UPDATE (7 August): Our commenter had the scoop--Pedro Guzman has apparently turned up alive--but it took till late this morning to find confirmation at the LA Times (thanks to Stephen Drake for the tip). Seems Guzman was found trying to return to the US (he is an American citizen) at Calexico. The ACLU is starting a press conference about Guzman's reappearance in a few minutes (1pm California time).

UPDATE (8 August): NBC 7 in San Diego has a new photo of Pedro Guzman after his return to California: "His family said he ate out of garbage cans, bathed in rivers, and was repeatedly turned away by US border agents when he tried to return to California." So, US authorities were seeing him repeatedly during this time--and nobody suspected that he was the Pedro Guzman that was urgently sought? He was an American citizen, lost, confused, and in trouble in Mexico for almost three months.

Austin's Lady Bird Lake

Lady Bird Johnson (1912-2007) took on "highway beautification" as a project while she was First Lady in the Sixties. Pretty safe choice for a fifty-something Southern lady, in a socially tumultuous decade. Except... her beautification agenda eventually paid off for a civil rights movement anyway. By working for more park land and recreational spaces close to urban areas, Johnson paved the way (almost literally) for wheelchair-accessible recreation areas, too.

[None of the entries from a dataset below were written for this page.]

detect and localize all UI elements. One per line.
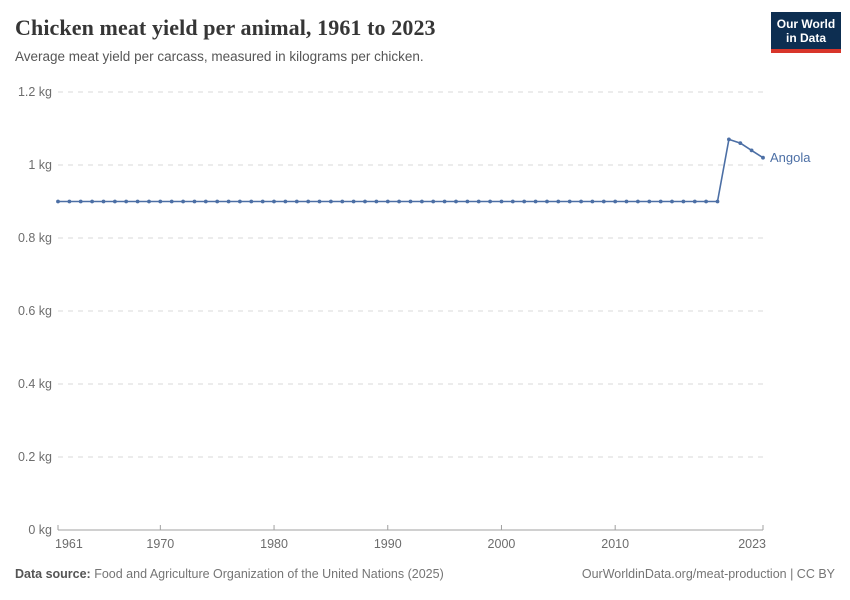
data-point-marker (329, 199, 333, 204)
data-point-marker (56, 199, 60, 204)
data-point-marker (158, 199, 163, 204)
data-point-marker (90, 199, 94, 204)
data-point-marker (510, 199, 515, 204)
data-point-marker (749, 148, 754, 153)
data-point-marker (670, 199, 674, 204)
data-point-marker (420, 199, 424, 204)
data-point-marker (590, 199, 595, 204)
data-point-marker (567, 199, 572, 204)
owid-logo-line1: Our World (776, 17, 836, 31)
data-point-marker (67, 199, 72, 204)
data-point-marker (385, 199, 390, 204)
data-point-marker (238, 199, 242, 204)
data-point-marker (476, 199, 481, 204)
data-point-marker (101, 199, 106, 204)
x-axis-tick-label: 2023 (738, 537, 766, 551)
data-point-marker (465, 199, 470, 204)
data-point-marker (294, 199, 299, 204)
data-point-marker (374, 199, 379, 204)
data-point-marker (306, 199, 311, 204)
data-point-marker (340, 199, 345, 204)
y-axis-tick-label: 1.2 kg (18, 85, 52, 99)
data-point-marker (499, 199, 504, 204)
angola-line-series[interactable] (57, 138, 764, 203)
data-point-marker (647, 199, 652, 204)
x-axis-tick-label: 1961 (55, 537, 83, 551)
y-axis-tick-label: 0.6 kg (18, 304, 52, 318)
data-point-marker (533, 199, 538, 204)
y-axis-tick-label: 1 kg (28, 158, 52, 172)
owid-logo[interactable]: Our World in Data (771, 12, 841, 53)
data-point-marker (727, 137, 731, 142)
data-point-marker (249, 199, 254, 204)
data-point-marker (317, 199, 322, 204)
data-point-marker (704, 199, 708, 204)
data-point-marker (613, 199, 618, 204)
data-point-marker (113, 199, 117, 204)
data-point-marker (715, 199, 720, 204)
data-point-marker (579, 199, 583, 204)
data-point-marker (624, 199, 629, 204)
data-point-marker (738, 141, 743, 146)
x-axis-tick-label: 1990 (374, 537, 402, 551)
data-point-marker (135, 199, 140, 204)
y-axis-tick-label: 0.4 kg (18, 377, 52, 391)
data-point-marker (78, 199, 83, 204)
data-source-text: Food and Agriculture Organization of the… (94, 567, 444, 581)
y-axis-tick-label: 0.2 kg (18, 450, 52, 464)
data-point-marker (442, 199, 447, 204)
credit-link[interactable]: OurWorldinData.org/meat-production | CC … (581, 567, 835, 581)
data-point-marker (556, 199, 561, 204)
data-point-marker (658, 199, 663, 204)
data-point-marker (408, 199, 413, 204)
data-point-marker (601, 199, 606, 204)
data-point-marker (488, 199, 492, 204)
data-point-marker (522, 199, 527, 204)
data-point-marker (260, 199, 265, 204)
data-point-marker (761, 155, 765, 160)
data-point-marker (272, 199, 276, 204)
data-source: Data source: Food and Agriculture Organi… (15, 567, 444, 581)
data-point-marker (203, 199, 208, 204)
chart-footer: Data source: Food and Agriculture Organi… (15, 567, 835, 581)
data-point-marker (363, 199, 367, 204)
y-axis-tick-label: 0 kg (28, 523, 52, 537)
series-label-angola: Angola (770, 150, 811, 165)
x-axis-tick-label: 1970 (146, 537, 174, 551)
data-point-marker (397, 199, 401, 204)
data-point-marker (215, 199, 220, 204)
chart-subtitle: Average meat yield per carcass, measured… (15, 49, 424, 64)
data-point-marker (431, 199, 436, 204)
data-point-marker (681, 199, 686, 204)
data-point-marker (181, 199, 186, 204)
x-axis-tick-label: 1980 (260, 537, 288, 551)
x-axis-tick-label: 2000 (488, 537, 516, 551)
data-point-marker (283, 199, 288, 204)
data-point-marker (147, 199, 151, 204)
data-point-marker (454, 199, 458, 204)
data-point-marker (124, 199, 129, 204)
chart-title: Chicken meat yield per animal, 1961 to 2… (15, 15, 436, 40)
x-axis-tick-label: 2010 (601, 537, 629, 551)
data-point-marker (169, 199, 174, 204)
data-point-marker (692, 199, 697, 204)
owid-logo-line2: in Data (785, 31, 826, 45)
data-point-marker (192, 199, 197, 204)
data-point-marker (226, 199, 231, 204)
data-point-marker (545, 199, 549, 204)
chart-header: Chicken meat yield per animal, 1961 to 2… (15, 15, 436, 64)
data-source-label: Data source: (15, 567, 91, 581)
data-point-marker (351, 199, 356, 204)
data-point-marker (636, 199, 640, 204)
y-axis-tick-label: 0.8 kg (18, 231, 52, 245)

Town Lake in Austin, Texas, was one example of this phenomenon. Formerly a "garbage-strewn eyesore," in the words of one former mayor, the Lake (really a reservoir) has since become a "jewel" in the state capital. Hundreds of trees were planted, trails were laid out, and it's now a favorite spot for many Austin residents. After leaving the White House, the Johnsons were Austin residents themselves; and after her stroke in 2001, Lady Bird used a wheelchair. Her daughter Luci said that they loved to go around the lake trail in her last years. "We discovered it was wheelchair accessible--although not quite enough," said Luci.

Now that the lake has been renamed Lady Bird Lake, Luci hopes that the city will honor the spirit of its namesake, improving and increasing the accessible trail's reach. (As Katja recently observed, some people really do want recreational wheelchair access that goes more than a few hundred feet.) If you're in Austin sometime, go see if they've met that goal.

Prefer to stay on the West Coast? The Lady Bird Johnson Grove in Redwood National Park also boasts a one-mile wheelchair-accessible trail.